You have the right to withdraw your consent under data protection law at any time with effect for the future. The data that is collected before such withdrawal becomes legally enforceable is unaffected thereby. 

14.9 Right to lodge a complaint with a supervisory authority 

Without prejudice to any other administrative or judicial remedy, you shall have the right to lodge a complaint with a supervisory authority, in particular within the Member State of your habitual residence, place of work or place of the alleged infringement, if the data subject considers that the processing of personal data relating to you infringes the GDPR. 

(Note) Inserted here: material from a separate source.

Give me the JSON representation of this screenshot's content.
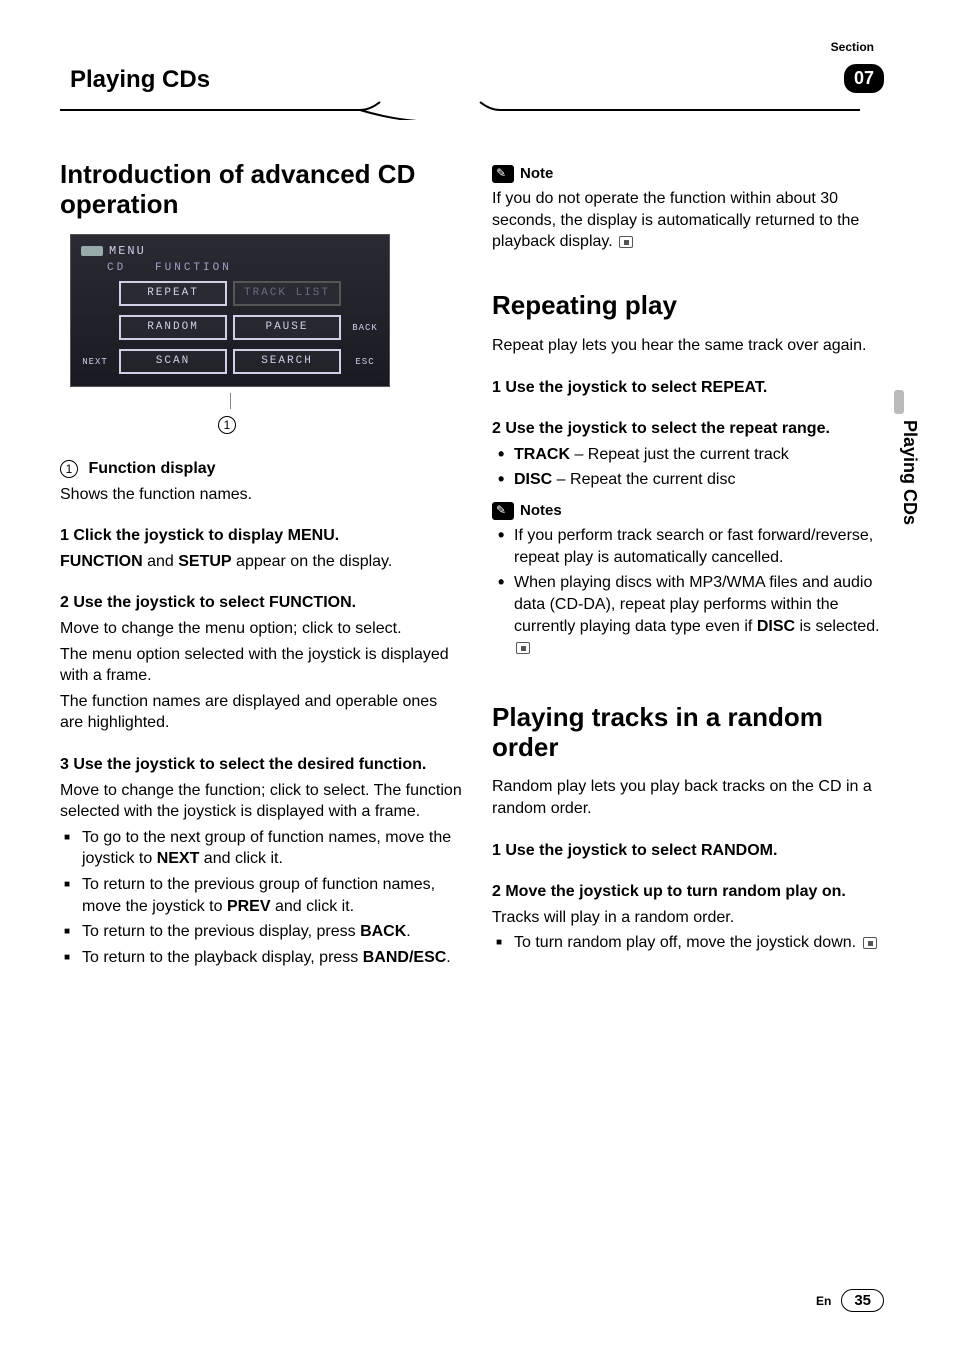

The supervisory authority with which the complaint has been lodged shall inform the complainant on the progress and the outcome of the complaint including the possibility of a judicial remedy pursuant to Art. 78 GDPR. 

15. Updating of this Data Protection Statement 

It may be necessary (e.g., in the light of changes to the law) to update our Data Protection Statement. We therefore reserve the right to amend or supplement this Data Protection Statement whenever necessary. We will publish the change here. We therefore recommend that you review this Data Protection Statement regularly to ensure that your knowledge is up to date.